Federal Reserve Bank of Atlanta resumes search for new president after Warsh’s arrival

1 hour ago 2



The Federal Reserve Bank of Atlanta has restarted its search for a new president, picking up a process that was deliberately put on ice so that newly installed Fed Chair Kevin Warsh could have a say in the outcome. The search has now stretched past seven months, making it one of the longer regional Fed presidential hunts in recent memory.

Here’s why this matters beyond Beltway staffing drama: the Atlanta Fed president sits on the Federal Open Market Committee, the body that decides whether your mortgage rate goes up, down, or stays put. Whoever fills this seat will have a direct vote on monetary policy, and Warsh clearly wants to make sure that person aligns with his vision for the central bank.

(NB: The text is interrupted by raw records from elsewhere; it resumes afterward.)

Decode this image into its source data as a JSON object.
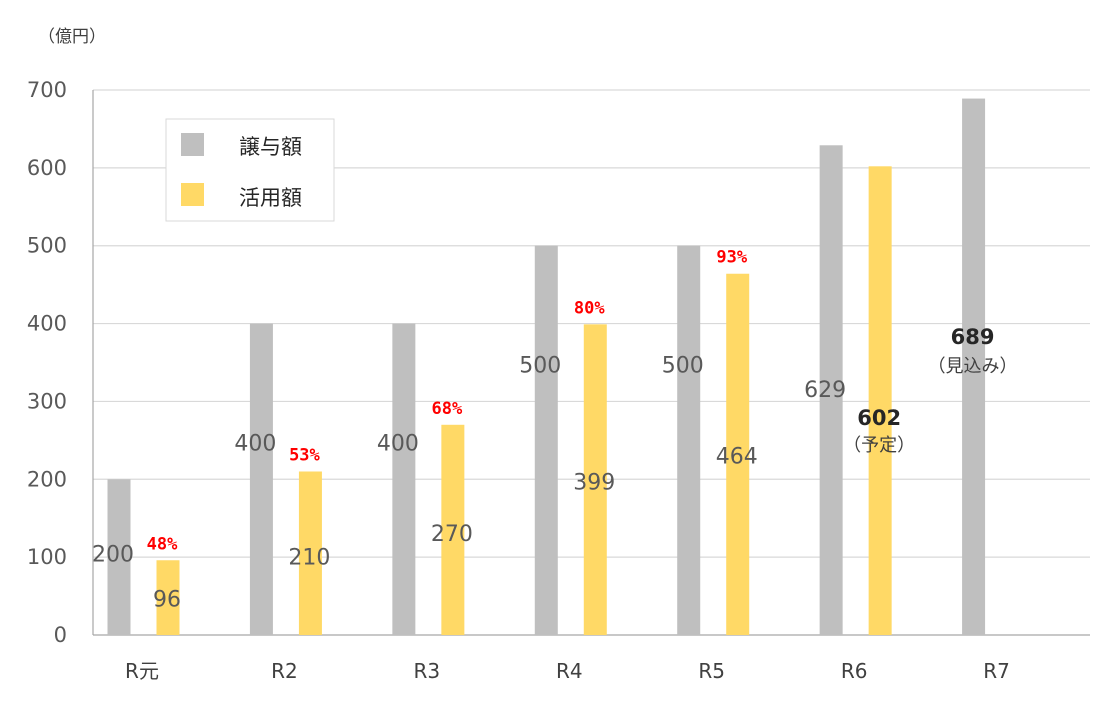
{
  "chart_data": {
    "type": "bar",
    "unit_label": "（億円）",
    "categories": [
      "R元",
      "R2",
      "R3",
      "R4",
      "R5",
      "R6",
      "R7"
    ],
    "ylim": [
      0,
      700
    ],
    "yticks": [
      0,
      100,
      200,
      300,
      400,
      500,
      600,
      700
    ],
    "grid": true,
    "legend_position": "top-left",
    "series": [
      {
        "name": "譲与額",
        "color": "#bfbfbf",
        "values": [
          200,
          400,
          400,
          500,
          500,
          629,
          689
        ]
      },
      {
        "name": "活用額",
        "color": "#ffd966",
        "values": [
          96,
          210,
          270,
          399,
          464,
          602,
          null
        ]
      }
    ],
    "data_labels": {
      "譲与額": [
        "200",
        "400",
        "400",
        "500",
        "500",
        "629",
        "689"
      ],
      "活用額": [
        "96",
        "210",
        "270",
        "399",
        "464",
        "602",
        ""
      ]
    },
    "annotations": {
      "utilization_rates": [
        "48%",
        "53%",
        "68%",
        "80%",
        "93%",
        "",
        ""
      ],
      "r6_note": "（予定）",
      "r7_note": "（見込み）"
    }
  }
}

A search that got paused at the finish line

The vacancy itself isn’t new. Former Atlanta Fed President Raphael Bostic announced his retirement in November 2025 and officially stepped down on February 28, 2026. A search process kicked off promptly, overseen by Atlanta Fed board chair Greg Haile and executive search firm Heidrick & Struggles.

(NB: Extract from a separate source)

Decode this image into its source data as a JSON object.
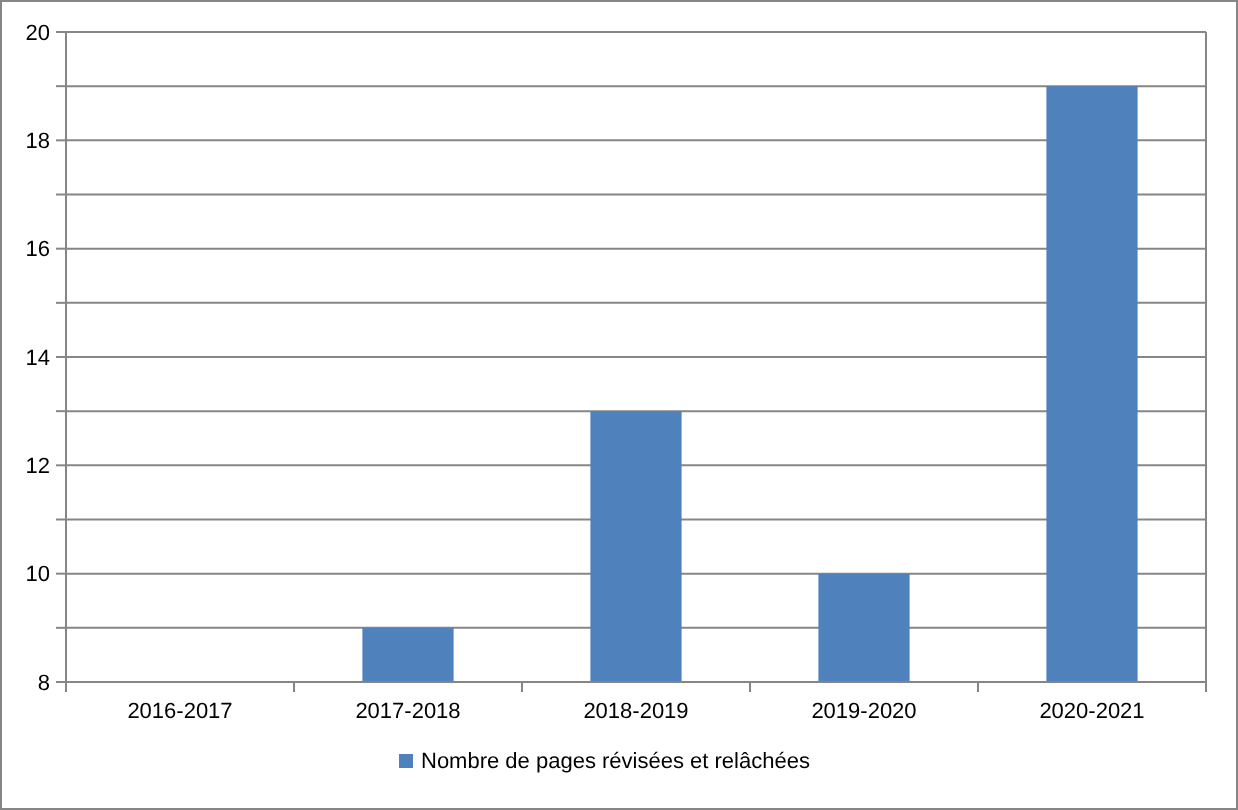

By spring 2026, the search had reportedly nearly concluded. A candidate was close to being selected. Then the board hit pause.

The reason was straightforward: Kevin Warsh, nominated by President Trump in January 2026 and confirmed by the Senate, was sworn in as Federal Reserve Chair on May 22, 2026. The Atlanta board decided to delay its final decision so the new chair could weigh in on who would lead one of the Fed’s most prominent regional banks.

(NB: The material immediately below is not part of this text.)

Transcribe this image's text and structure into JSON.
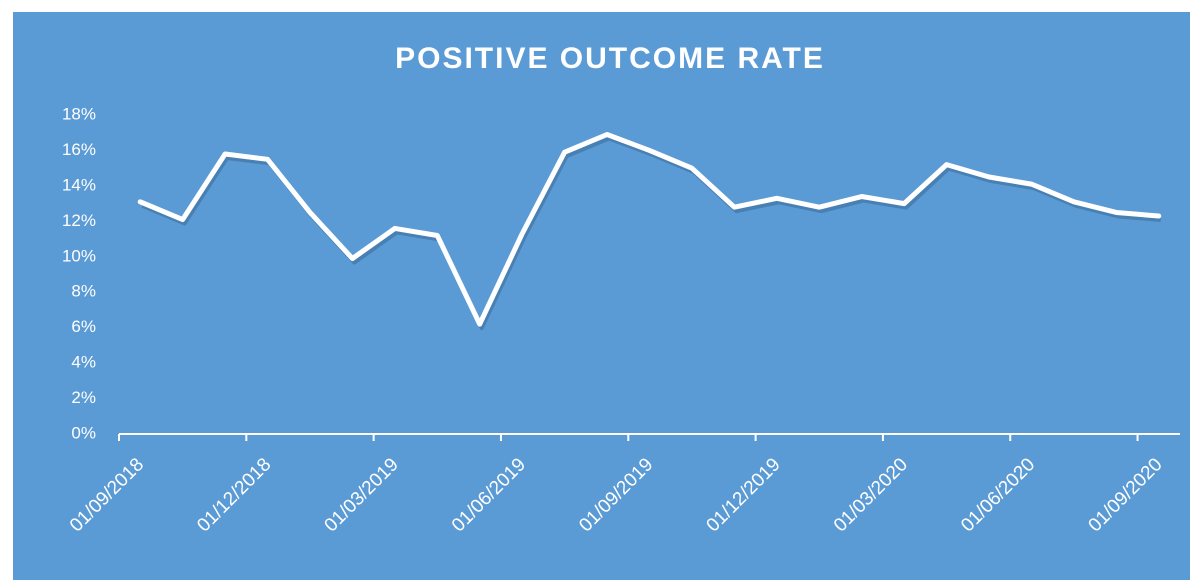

That delay has now ended, with the search formally resuming. Among the candidates previously considered was Michael Faulkender, a former Treasury official, though the reset means the candidate pool could shift.

Why Warsh cares about this particular seat

The Federal Reserve system includes 12 regional banks, each with its own president. These presidents rotate onto the FOMC, where they participate in the interest rate decisions that ripple through every corner of the financial system.

Warsh served as a Fed governor from 2006 to 2011, a tenure that included the white-knuckle years of the financial crisis. During that stretch, he built a reputation as someone who leaned hawkish, generally favoring tighter monetary policy and expressing skepticism about the Fed’s more aggressive interventions.

Resetting a nearly finished search to ensure his input is a pretty clear signal that Warsh intends to be hands-on about who occupies positions of influence within the Fed system.